Due to all the travel (and being sick), my exercise regime has been very irregular for the past couple of months, and for various reasons, yesterday was my first time doing my two hours of Saturday fitness classes for about six weeks. It was tough going, but I made it through, though my muscles are very angry at me today. After struggling my way through the classes, I met Matthias at the market, and we did the week's grocery shopping (mainly vegetables, of which there are many, and all are splendid), collected library books, and ate woodfired pizza from a food truck in the courtyard garden of our favourite cafe/bar, which was filled with excitable dogs. I also impulse-bought a secondhand Le Creuset lidded skillet in extremely good condition, for half price, which was an unexpected bonus.
I spent most of Saturday afternoon lying around on the couch, alternating between reading and watching cooking videos on Youtube, apart from half an hour doing stretchy yoga in an attempt to stave off the inevitable muscle soreness. Then I cooked a lazy dinner (vegetable frittata — other than chopping the vegetables for roasting, you just stick things in the oven and leave them alone), and we settled in for our selected Saturday night film: Mountainhead, a direct-to-TV satire about a quartet of terrible American tech billionaires holing up in a mountain retreat to get away from the fallout from a disastrous rollout of new features on one billionaire's social media platform, and plot and scheme about the future. This is possibly too on the nose for US politics reasons (two characters are really obvious fictionalised versions of Elon Musk and Peter Thiel; the others feel more like amalgams of various horrible tech elites), and it's not exactly subtle, but if you want to spend an hour and a half watching the antics of a quartet of terrible, oblivious, and pathetic people, this will serve you very well. The dialogue is absolutely word perfect.
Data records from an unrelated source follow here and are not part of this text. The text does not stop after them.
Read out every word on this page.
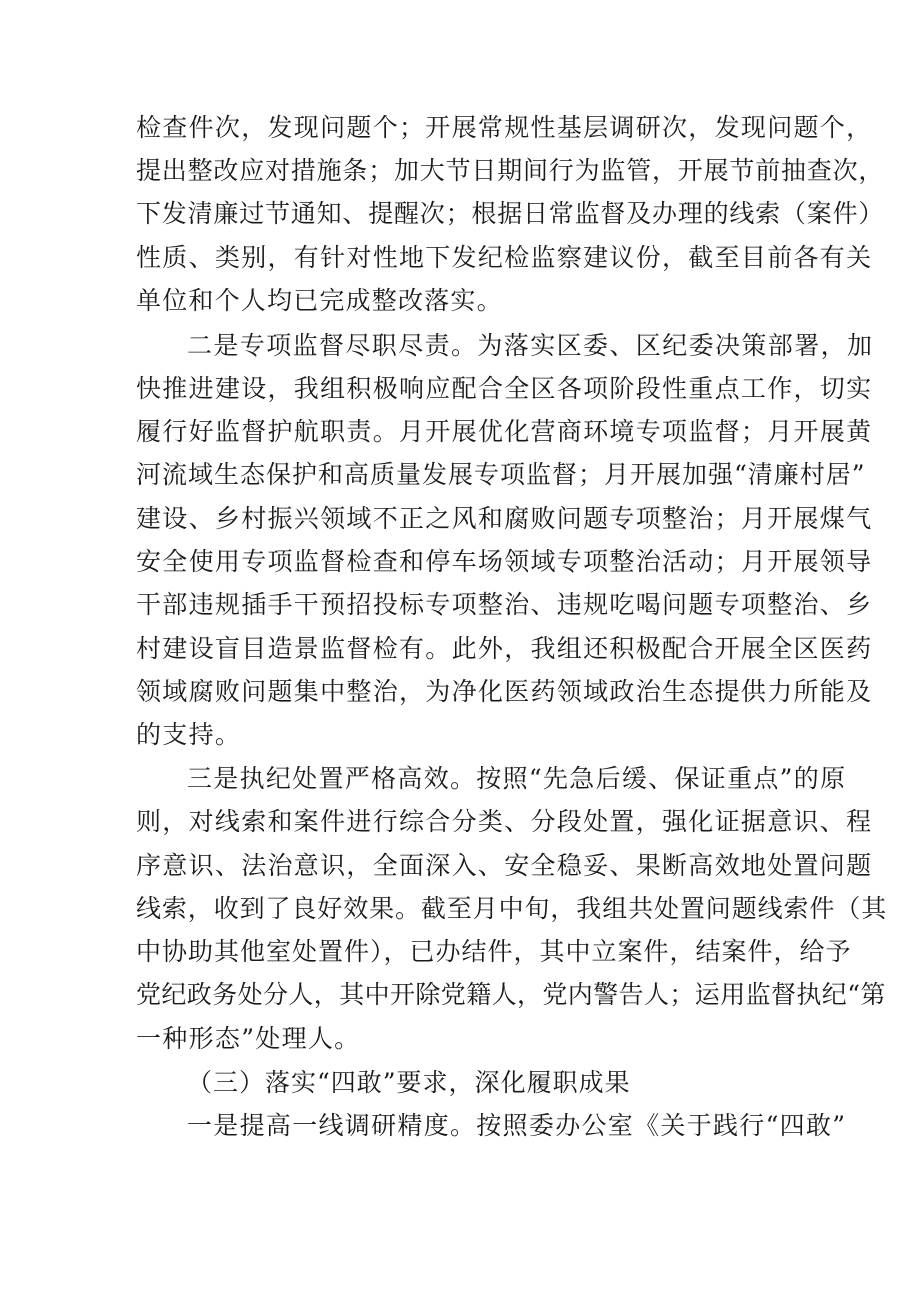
检查件次，发现问题个；开展常规性基层调研次，发现问题个，
提出整改应对措施条；加大节日期间行为监管，开展节前抽查次，
下发清廉过节通知、提醒次；根据日常监督及办理的线索（案件）
性质、类别，有针对性地下发纪检监察建议份，截至目前各有关
单位和个人均已完成整改落实。
二是专项监督尽职尽责。为落实区委、区纪委决策部署，加
快推进建设，我组积极响应配合全区各项阶段性重点工作，切实
履行好监督护航职责。月开展优化营商环境专项监督；月开展黄
河流域生态保护和高质量发展专项监督；月开展加强“清廉村居”
建设、乡村振兴领域不正之风和腐败问题专项整治；月开展煤气
安全使用专项监督检查和停车场领域专项整治活动；月开展领导
干部违规插手干预招投标专项整治、违规吃喝问题专项整治、乡
村建设盲目造景监督检有。此外，我组还积极配合开展全区医药
领域腐败问题集中整治，为净化医药领域政治生态提供力所能及
的支持。
三是执纪处置严格高效。按照“先急后缓、保证重点”的原
则，对线索和案件进行综合分类、分段处置，强化证据意识、程
序意识、法治意识，全面深入、安全稳妥、果断高效地处置问题
线索，收到了良好效果。截至月中旬，我组共处置问题线索件（其
中协助其他室处置件），已办结件，其中立案件，结案件，给予
党纪政务处分人，其中开除党籍人，党内警告人；运用监督执纪“第
一种形态”处理人。
（三）落实“四敢”要求，深化履职成果
一是提高一线调研精度。按照委办公室《关于践行“四敢”
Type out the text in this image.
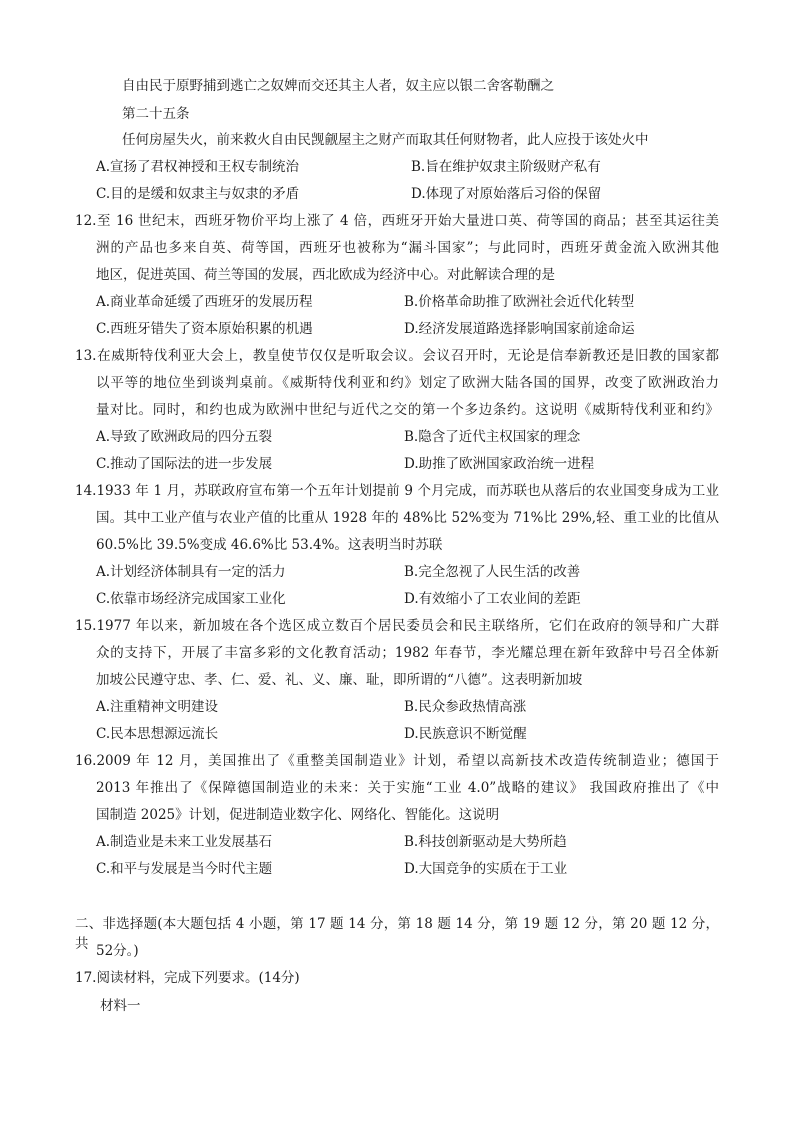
自由民于原野捕到逃亡之奴婢而交还其主人者，奴主应以银二舍客勒酬之
第二十五条
任何房屋失火，前来救火自由民觊觎屋主之财产而取其任何财物者，此人应投于该处火中
A.宣扬了君权神授和王权专制统治	B.旨在维护奴隶主阶级财产私有
C.目的是缓和奴隶主与奴隶的矛盾	D.体现了对原始落后习俗的保留
12.至 16 世纪末，西班牙物价平均上涨了 4 倍，西班牙开始大量进口英、荷等国的商品；甚至其运往美
洲的产品也多来自英、荷等国，西班牙也被称为“漏斗国家”；与此同时，西班牙黄金流入欧洲其他
地区，促进英国、荷兰等国的发展，西北欧成为经济中心。对此解读合理的是
A.商业革命延缓了西班牙的发展历程	B.价格革命助推了欧洲社会近代化转型
C.西班牙错失了资本原始积累的机遇	D.经济发展道路选择影响国家前途命运
13.在威斯特伐利亚大会上，教皇使节仅仅是听取会议。会议召开时，无论是信奉新教还是旧教的国家都
以平等的地位坐到谈判桌前。《威斯特伐利亚和约》划定了欧洲大陆各国的国界，改变了欧洲政治力
量对比。同时，和约也成为欧洲中世纪与近代之交的第一个多边条约。这说明《威斯特伐利亚和约》
A.导致了欧洲政局的四分五裂	B.隐含了近代主权国家的理念
C.推动了国际法的进一步发展	D.助推了欧洲国家政治统一进程
14.1933 年 1 月，苏联政府宣布第一个五年计划提前 9 个月完成，而苏联也从落后的农业国变身成为工业
国。其中工业产值与农业产值的比重从 1928 年的 48%比 52%变为 71%比 29%,轻、重工业的比值从
60.5%比 39.5%变成 46.6%比 53.4%。这表明当时苏联
A.计划经济体制具有一定的活力	B.完全忽视了人民生活的改善
C.依靠市场经济完成国家工业化	D.有效缩小了工农业间的差距
15.1977 年以来，新加坡在各个选区成立数百个居民委员会和民主联络所，它们在政府的领导和广大群
众的支持下，开展了丰富多彩的文化教育活动；1982 年春节，李光耀总理在新年致辞中号召全体新
加坡公民遵守忠、孝、仁、爱、礼、义、廉、耻，即所谓的“八德”。这表明新加坡
A.注重精神文明建设	B.民众参政热情高涨
C.民本思想源远流长	D.民族意识不断觉醒
16.2009 年 12 月，美国推出了《重整美国制造业》计划，希望以高新技术改造传统制造业；德国于
2013 年推出了《保障德国制造业的未来：关于实施“工业 4.0”战略的建议》 我国政府推出了《中
国制造 2025》计划，促进制造业数字化、网络化、智能化。这说明
A.制造业是未来工业发展基石	B.科技创新驱动是大势所趋
C.和平与发展是当今时代主题	D.大国竞争的实质在于工业
二、非选择题(本大题包括 4 小题，第 17 题 14 分，第 18 题 14 分，第 19 题 12 分，第 20 题 12 分，共 52分。)
17.阅读材料，完成下列要求。(14分)
材料一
Sunday dawned sunny and bright, and I headed off to the pool to swim my laps through liquid sunshine (again difficult, as my swimming routine has been as erratic as my fitness class attendance), and then walk home, where I passed a house in which three different cats were all lying contentedly in various patches of sunlight, looking thoroughly pleased with their life choices. The morning was mostly eaten up with cooking crepes and doing household chores, but Matthias and I did venture out briefly after lunch to get gelato (a good life choice on our part). I've been spending the afternoon doing yoga and catching up on Dreamwidth, and in a bit I'll get started on dinner, which will be a stuffed capsicum recipe from the Ottolenghi/Tamimi Jerusalem cookbook, using some of the giant tomatoes from our garden.
This week's reading has had a bit more genre variety than normal, which made me happy.
( Books behind the cut )
And that's pretty much it, although earlier in the week, Matthias and I also met up with friends from our former department, who now live in Germany and have a ten-month-old baby. It was a hot night, and we sat out under the trees in a lovely Cambridge beer garden, catching up and delighting in the antics of their very cute baby. I hadn't seen them since their wedding, which now feels like an age ago.
I'll close out this post with the news that one of my friends from undergrad, who is now a children's book author, won the Children's Book Council of Australia Picture Book of the Year. (Hers isn't the book that gets discussed in depth in the article, but I was struggling to find any publication other than paywalled material that focused on hers.) On top of winning the juried vote, her book also won the shadow award voted on by a panel of children, which is fantastic, and very well deserved.